In March, Madison County Property Valuation Administrator Billy Akerman refused to exempt the property, assessed at $26 million, from taxes. EKU then took its case to the county’s Board of Assessment Appeals. After a public hearing July 17, the board upheld the PVA’s decision.
A state statute requires local assessment boards to follow the “advice” of the state Revenue Department. But the board concluded the “opinion” EKU obtained from the department was not binding on it or the PVA.
In the recording of a conversation with Revenue Department officials, board chair John Gilliam can be heard asking for the department’s advice. After first saying its “advice” was to exempt the property, David Gordon, Office of Property Valuation’s executive director, backtracked and said, “That is our opinion.”
The recording was played before the board went into closed session to deliberate.

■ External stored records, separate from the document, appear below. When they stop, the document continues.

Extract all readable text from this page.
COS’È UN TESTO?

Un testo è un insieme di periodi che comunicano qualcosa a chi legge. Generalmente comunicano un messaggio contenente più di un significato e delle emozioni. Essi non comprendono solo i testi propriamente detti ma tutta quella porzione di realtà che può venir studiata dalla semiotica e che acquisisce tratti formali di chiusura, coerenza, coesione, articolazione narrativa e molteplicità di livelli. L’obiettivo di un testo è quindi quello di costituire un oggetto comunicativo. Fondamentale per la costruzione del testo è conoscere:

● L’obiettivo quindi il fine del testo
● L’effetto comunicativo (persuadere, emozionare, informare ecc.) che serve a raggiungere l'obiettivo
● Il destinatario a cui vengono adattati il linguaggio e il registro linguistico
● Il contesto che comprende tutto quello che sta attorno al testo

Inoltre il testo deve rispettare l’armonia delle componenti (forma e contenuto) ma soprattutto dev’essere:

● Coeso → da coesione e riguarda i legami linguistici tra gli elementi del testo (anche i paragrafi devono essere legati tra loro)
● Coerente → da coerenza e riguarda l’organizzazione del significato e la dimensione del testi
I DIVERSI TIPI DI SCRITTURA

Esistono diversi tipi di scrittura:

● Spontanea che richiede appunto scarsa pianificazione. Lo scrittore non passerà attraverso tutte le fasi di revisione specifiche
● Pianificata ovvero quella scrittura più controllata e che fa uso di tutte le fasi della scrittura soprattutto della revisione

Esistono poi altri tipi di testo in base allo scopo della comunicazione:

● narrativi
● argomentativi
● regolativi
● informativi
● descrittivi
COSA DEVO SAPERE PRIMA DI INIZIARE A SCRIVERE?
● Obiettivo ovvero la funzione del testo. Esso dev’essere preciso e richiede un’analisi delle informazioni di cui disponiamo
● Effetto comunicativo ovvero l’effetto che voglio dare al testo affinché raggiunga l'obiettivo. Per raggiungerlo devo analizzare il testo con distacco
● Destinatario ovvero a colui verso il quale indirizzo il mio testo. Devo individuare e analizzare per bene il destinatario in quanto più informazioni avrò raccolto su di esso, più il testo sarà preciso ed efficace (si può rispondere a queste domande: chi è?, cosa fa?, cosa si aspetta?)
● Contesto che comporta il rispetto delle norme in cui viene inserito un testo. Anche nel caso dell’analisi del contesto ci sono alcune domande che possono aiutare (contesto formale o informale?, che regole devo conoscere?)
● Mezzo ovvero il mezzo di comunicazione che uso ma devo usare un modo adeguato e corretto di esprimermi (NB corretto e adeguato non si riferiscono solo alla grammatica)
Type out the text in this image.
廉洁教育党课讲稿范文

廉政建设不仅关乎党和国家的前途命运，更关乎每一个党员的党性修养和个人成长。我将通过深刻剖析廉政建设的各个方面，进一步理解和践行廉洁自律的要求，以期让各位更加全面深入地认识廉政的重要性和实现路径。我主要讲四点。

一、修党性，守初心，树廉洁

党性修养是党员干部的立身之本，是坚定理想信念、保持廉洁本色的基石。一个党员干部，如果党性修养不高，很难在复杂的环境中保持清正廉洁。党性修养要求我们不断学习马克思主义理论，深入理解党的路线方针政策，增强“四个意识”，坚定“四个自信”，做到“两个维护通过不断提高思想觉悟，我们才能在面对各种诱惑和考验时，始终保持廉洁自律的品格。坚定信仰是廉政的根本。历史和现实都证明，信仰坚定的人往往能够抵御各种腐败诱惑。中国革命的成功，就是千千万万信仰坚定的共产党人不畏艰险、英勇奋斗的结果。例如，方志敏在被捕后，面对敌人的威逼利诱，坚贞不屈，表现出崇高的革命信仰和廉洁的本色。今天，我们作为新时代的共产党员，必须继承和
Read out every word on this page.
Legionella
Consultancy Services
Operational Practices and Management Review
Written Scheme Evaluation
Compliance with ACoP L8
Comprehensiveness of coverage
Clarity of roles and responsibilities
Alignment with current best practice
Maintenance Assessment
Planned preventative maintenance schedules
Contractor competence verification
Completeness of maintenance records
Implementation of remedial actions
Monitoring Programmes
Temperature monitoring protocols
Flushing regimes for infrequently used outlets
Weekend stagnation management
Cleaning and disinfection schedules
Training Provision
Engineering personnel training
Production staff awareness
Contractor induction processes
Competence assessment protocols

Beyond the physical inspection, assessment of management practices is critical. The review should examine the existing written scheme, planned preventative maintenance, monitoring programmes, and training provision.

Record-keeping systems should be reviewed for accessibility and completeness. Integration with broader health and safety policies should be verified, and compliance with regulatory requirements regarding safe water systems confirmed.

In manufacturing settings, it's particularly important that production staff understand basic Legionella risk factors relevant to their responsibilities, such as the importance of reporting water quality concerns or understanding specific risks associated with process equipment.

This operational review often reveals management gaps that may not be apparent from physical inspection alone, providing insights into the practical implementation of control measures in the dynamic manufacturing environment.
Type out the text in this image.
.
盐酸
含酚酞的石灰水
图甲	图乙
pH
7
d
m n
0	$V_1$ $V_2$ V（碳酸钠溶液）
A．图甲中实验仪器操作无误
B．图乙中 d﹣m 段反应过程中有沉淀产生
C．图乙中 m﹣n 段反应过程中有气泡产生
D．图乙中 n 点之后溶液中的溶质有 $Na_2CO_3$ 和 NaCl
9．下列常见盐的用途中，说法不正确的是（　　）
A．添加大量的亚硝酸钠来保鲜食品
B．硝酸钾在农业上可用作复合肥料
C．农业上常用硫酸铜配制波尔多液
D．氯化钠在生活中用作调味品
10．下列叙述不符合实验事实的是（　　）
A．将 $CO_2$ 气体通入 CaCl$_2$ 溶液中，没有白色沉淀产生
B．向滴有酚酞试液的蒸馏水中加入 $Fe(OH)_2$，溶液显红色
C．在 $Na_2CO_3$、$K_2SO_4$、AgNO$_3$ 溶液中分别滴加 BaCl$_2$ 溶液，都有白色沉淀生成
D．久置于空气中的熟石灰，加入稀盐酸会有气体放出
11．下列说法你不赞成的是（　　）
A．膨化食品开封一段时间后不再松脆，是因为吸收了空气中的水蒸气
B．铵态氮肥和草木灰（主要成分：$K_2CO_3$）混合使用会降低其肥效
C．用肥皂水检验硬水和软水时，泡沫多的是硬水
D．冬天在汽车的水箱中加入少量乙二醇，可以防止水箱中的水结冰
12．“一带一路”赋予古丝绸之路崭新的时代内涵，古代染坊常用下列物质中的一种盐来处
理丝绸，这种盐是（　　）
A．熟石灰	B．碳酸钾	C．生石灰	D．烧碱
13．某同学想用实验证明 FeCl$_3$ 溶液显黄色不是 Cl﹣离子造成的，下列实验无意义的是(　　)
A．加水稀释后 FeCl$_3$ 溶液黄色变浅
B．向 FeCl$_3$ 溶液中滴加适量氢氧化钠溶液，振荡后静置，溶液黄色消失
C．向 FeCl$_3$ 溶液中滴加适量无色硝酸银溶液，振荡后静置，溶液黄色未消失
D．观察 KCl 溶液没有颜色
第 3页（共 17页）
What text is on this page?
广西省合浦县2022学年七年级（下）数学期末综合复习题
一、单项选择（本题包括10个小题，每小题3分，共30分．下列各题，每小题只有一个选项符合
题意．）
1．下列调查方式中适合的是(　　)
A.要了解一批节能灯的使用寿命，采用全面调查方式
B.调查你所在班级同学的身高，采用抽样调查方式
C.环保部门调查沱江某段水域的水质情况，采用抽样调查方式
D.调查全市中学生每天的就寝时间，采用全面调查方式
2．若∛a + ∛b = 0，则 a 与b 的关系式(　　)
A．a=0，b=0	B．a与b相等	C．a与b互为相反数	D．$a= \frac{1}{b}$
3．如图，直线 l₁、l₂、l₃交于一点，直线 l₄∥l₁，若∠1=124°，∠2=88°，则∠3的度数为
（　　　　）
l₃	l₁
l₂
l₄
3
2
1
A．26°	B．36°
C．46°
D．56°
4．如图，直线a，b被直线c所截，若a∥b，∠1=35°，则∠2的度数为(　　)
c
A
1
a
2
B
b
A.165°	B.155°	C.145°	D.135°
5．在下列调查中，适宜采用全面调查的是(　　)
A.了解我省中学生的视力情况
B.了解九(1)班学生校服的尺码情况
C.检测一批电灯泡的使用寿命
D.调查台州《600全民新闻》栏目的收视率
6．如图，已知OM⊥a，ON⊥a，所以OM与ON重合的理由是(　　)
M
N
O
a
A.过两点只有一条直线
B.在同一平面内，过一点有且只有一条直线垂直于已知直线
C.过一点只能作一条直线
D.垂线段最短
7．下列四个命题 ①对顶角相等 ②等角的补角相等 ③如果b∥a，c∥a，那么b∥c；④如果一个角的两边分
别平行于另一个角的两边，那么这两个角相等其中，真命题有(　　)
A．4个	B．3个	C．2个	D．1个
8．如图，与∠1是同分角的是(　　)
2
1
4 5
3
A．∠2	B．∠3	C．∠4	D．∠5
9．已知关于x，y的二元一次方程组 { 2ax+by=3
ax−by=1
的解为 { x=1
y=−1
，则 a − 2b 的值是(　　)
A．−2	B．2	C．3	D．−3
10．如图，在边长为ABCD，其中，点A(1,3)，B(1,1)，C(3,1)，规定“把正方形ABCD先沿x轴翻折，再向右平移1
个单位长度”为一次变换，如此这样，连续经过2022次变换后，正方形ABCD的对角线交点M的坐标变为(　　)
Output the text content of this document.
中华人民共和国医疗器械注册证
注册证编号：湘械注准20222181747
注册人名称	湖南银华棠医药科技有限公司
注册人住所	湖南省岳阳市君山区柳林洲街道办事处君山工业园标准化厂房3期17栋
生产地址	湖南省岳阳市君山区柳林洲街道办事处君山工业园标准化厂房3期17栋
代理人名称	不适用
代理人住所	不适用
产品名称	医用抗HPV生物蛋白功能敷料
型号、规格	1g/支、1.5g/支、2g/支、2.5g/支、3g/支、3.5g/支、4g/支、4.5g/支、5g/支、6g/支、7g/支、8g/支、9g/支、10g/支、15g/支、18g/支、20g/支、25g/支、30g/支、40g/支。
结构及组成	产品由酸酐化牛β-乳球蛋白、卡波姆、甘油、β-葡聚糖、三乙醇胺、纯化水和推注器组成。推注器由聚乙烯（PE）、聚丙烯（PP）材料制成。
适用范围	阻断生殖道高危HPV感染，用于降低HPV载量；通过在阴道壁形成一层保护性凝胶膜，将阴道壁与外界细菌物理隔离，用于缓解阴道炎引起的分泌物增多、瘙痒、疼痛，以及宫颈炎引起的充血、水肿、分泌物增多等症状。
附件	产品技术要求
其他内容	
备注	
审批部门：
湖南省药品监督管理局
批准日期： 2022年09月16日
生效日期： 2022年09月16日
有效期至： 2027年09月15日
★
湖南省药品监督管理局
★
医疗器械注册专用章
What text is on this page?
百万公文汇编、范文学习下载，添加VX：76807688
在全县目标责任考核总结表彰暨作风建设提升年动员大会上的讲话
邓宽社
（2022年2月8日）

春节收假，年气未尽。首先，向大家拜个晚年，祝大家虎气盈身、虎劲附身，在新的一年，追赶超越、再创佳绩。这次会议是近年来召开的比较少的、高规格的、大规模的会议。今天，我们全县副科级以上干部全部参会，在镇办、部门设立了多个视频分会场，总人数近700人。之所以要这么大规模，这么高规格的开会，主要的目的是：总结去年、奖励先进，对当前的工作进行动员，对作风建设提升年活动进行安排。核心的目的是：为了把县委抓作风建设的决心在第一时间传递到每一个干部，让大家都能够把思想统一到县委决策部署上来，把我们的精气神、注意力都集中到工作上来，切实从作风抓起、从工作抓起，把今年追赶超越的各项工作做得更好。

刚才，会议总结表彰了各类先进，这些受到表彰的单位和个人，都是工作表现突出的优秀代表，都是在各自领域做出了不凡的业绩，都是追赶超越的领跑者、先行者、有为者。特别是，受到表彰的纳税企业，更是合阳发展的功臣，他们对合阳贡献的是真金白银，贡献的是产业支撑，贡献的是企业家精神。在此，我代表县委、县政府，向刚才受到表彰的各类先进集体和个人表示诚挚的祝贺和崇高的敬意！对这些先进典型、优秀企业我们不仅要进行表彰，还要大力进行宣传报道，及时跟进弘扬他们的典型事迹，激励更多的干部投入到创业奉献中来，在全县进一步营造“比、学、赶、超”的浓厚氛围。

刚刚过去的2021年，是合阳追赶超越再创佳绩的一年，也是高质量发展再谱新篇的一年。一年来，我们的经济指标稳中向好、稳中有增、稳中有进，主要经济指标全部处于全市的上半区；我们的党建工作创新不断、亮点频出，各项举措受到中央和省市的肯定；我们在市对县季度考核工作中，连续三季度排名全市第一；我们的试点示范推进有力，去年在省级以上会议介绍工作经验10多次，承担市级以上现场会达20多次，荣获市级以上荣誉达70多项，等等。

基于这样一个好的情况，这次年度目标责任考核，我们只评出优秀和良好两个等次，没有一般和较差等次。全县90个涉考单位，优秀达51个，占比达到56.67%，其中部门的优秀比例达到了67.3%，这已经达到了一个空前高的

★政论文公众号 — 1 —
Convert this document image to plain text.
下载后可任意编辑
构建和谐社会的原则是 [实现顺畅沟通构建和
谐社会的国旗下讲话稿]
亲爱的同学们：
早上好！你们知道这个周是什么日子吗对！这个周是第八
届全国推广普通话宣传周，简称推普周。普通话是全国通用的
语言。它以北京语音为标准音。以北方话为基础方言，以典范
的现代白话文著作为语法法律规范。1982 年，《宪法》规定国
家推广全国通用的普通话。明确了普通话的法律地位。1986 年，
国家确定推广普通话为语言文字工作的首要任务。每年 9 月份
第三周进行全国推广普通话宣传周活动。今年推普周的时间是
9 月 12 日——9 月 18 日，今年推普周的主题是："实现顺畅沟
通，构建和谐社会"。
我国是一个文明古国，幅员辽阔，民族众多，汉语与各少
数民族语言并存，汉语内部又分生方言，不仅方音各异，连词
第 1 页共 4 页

In a decision mailed after the meeting, the board concluded EKU’s agreement with the Grand Campus owners resembles a conventional triple-net lease and does not constitute the “equitable interest” the university asserts is tantamount to ownership. Because state revenue officials continued to offer an “opinion” rather that give “advice,” board members said they did not believe it was binding, their statement added.
At the hearing, Jerry Gilbert, attorney for the Madison County School Board and the county library board, argued against exemption, calling the lease unexceptional.
In its Aug. 7 appeal to the state assessments board, the university notes its expressly asked the Revenue Department in July 2014 if the property would be tax exempt. EKU also informed the board it submitted the lease to state revenue officials and told them the property would not be leased without assurance it was tax exempt.
In its opinion to EKU, the Revenue Department stated the agreement between EKU and the Grand Campus owners was “inconsistent with those of a convention lease. Rather the agreement reflects an intention to transfer practical ownership of the Property to EKU.”
Also under the agreement, “virtually all present rights of ownership … vest in EKU,” the opinion stated. And “the fact that Grand Campus will retain bare legal title poses no obstacle to this interpretation.”
The opinion noted EKU had first refusal rights if the property were to be sold. And insurance proceeds would be shared with the university’s in proportion to its remaining “equitable interest” if the property were destroyed by fire or other disaster.
By Friday, the school and library boards had not responded to the university’s appeal. After the state board’s decision, either party may take the issue to a court of law.